Según los investigadores de seguridad, el malware «Skeleton Key» permite a los ciberdelincuentes eludir los sistemas de AD que sólo implementan un sistema de autentificación. El equipo dice que los hackers pueden utilizar una contraseña de su elección para registrarse como cualquier usuario, antes de escudriñar en la red (desbloquear las redes corporativas) y hacer lo que les plazca. Skeleton Key fue descubierto en la red de un cliente que utiliza contraseñas para el acceso a los servicios de correo electrónico y VPN. El malware, una vez desplegado como un parche en memoria en el controlador de dominio AD de un sistema, le dio a los cibercriminales acceso sin restricciones a los servicios de acceso remoto. Sin embargo, los usuarios legítimos pudieron continuar con normalidad, ignorando felizmente de la presencia del malware o suplantación.

«Evitar la autenticación Clave del esqueleto también permite a los actores amenaza con acceso físico al inicio de sesión y desbloquear los sistemas de autenticación de los usuarios en contra de los controladores de dominio de AD comprometidos», dicen los investigadores de CTU.

malware suplantacion de identidadEsto significa que un atacante puede pasar por cualquier usuario sin alertar a los demás o restringir el acceso de los usuarios legítimos. ¿Por qué molestarse? La respuesta es simple. Puede que no sea el tipo más sofisticado de ataque, pero su característica principal es el bajo perfil.

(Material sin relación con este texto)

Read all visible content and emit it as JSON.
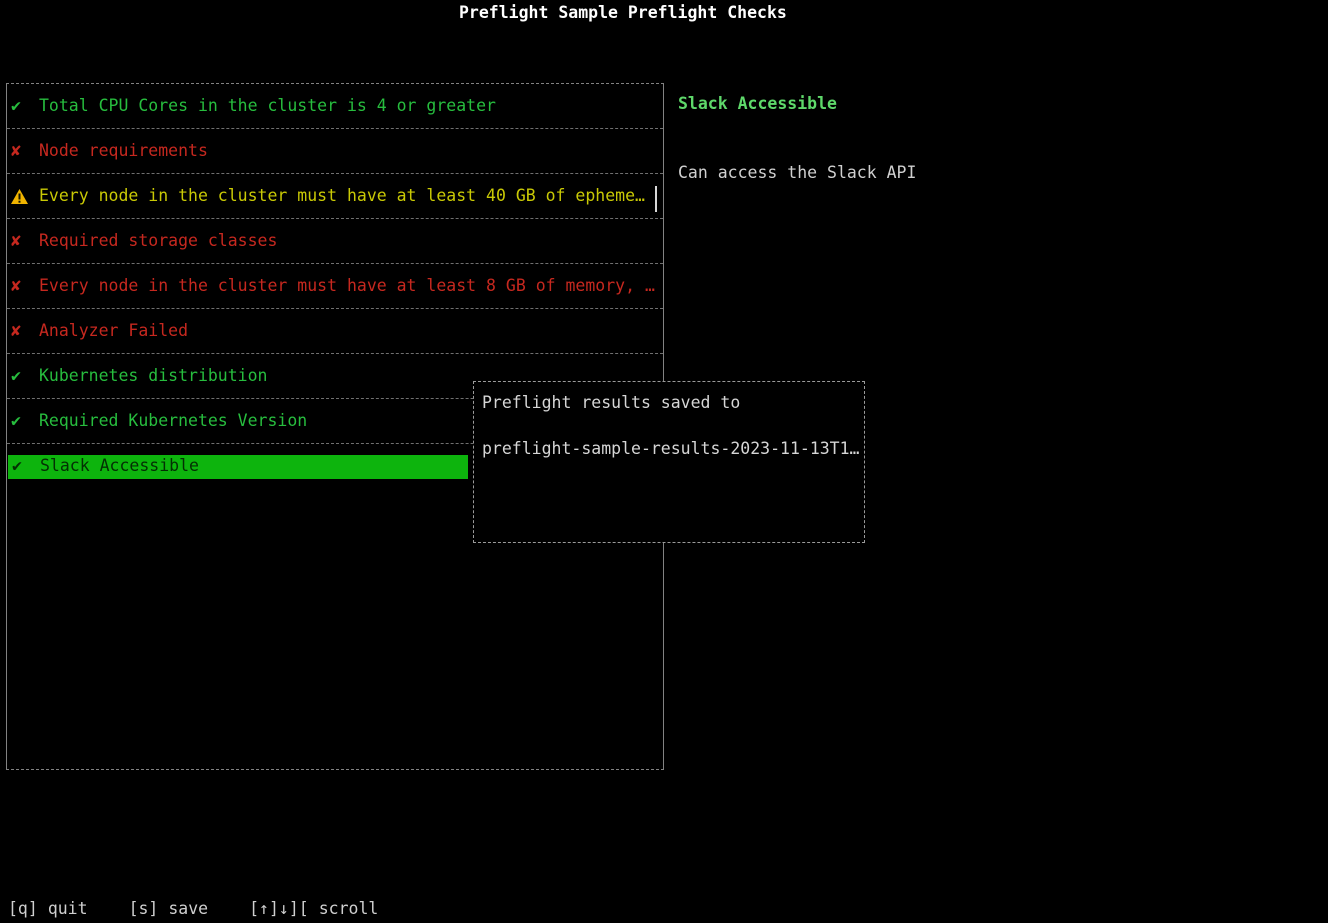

Sin duda esto es algo preocupante, ya que empleados molestos podrían hacerse pasar por sus jefes y tomar información importante y sensible que se podría usar con alguna finalidad distinta al objetivo de la empresa. Sin embargo, existe otra debilidad en el software malicioso, la necesidad de una redistribución constante para operar cada vez que se inicia el controlador de dominio. También se cree que Skeleton Key sólo será compatible con las versiones de Windows de 64 bits.

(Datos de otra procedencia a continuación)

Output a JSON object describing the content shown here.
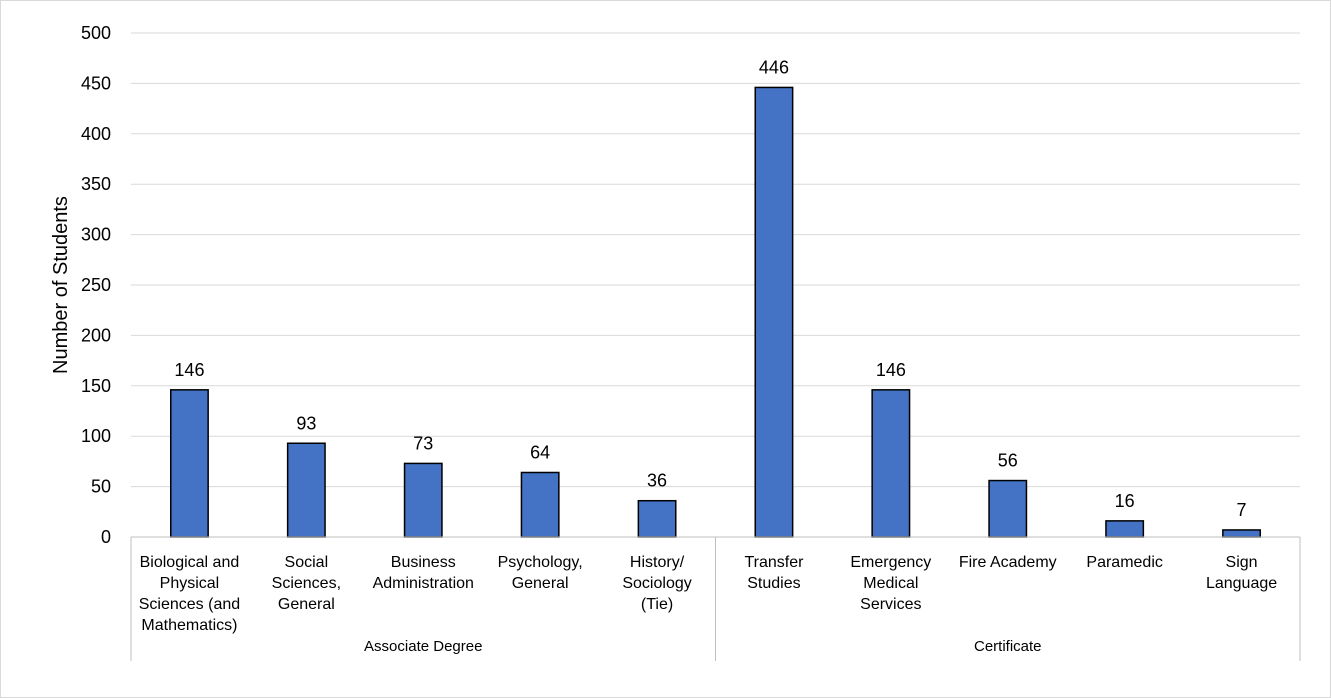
{
  "chart_data": {
    "type": "bar",
    "title": "",
    "xlabel": "",
    "ylabel": "Number of Students",
    "ylim": [
      0,
      500
    ],
    "ytick_step": 50,
    "grid": true,
    "colors": {
      "bar": "#4472C4",
      "bar_edge": "#000000",
      "grid": "#d9d9d9",
      "axis": "#bfbfbf"
    },
    "groups": [
      {
        "name": "Associate Degree",
        "categories": [
          [
            "Biological and",
            "Physical",
            "Sciences (and",
            "Mathematics)"
          ],
          [
            "Social",
            "Sciences,",
            "General"
          ],
          [
            "Business",
            "Administration"
          ],
          [
            "Psychology,",
            "General"
          ],
          [
            "History/",
            "Sociology",
            "(Tie)"
          ]
        ],
        "values": [
          146,
          93,
          73,
          64,
          36
        ]
      },
      {
        "name": "Certificate",
        "categories": [
          [
            "Transfer",
            "Studies"
          ],
          [
            "Emergency",
            "Medical",
            "Services"
          ],
          [
            "Fire Academy"
          ],
          [
            "Paramedic"
          ],
          [
            "Sign",
            "Language"
          ]
        ],
        "values": [
          446,
          146,
          56,
          16,
          7
        ]
      }
    ]
  }
}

«Entre las ocho horas y ocho días de un reinicio, los actores de amenazas utilizan otros tipos de malware de acceso remoto ya desplegados en la red de la víctima para redistribuir Skeleton Key en los controladores de dominio», dice el equipo de seguridad.

El malware no transmite el tráfico de red, por lo que puede ser más difícil de detectar por los sistemas de prevención de intrusos IDS/IPS. En estos casos, es necesario reiniciar para resolver el problema. Para evitar que el malware que afecta a su red, la autenticación de dos pasos es el mejor camino a seguir.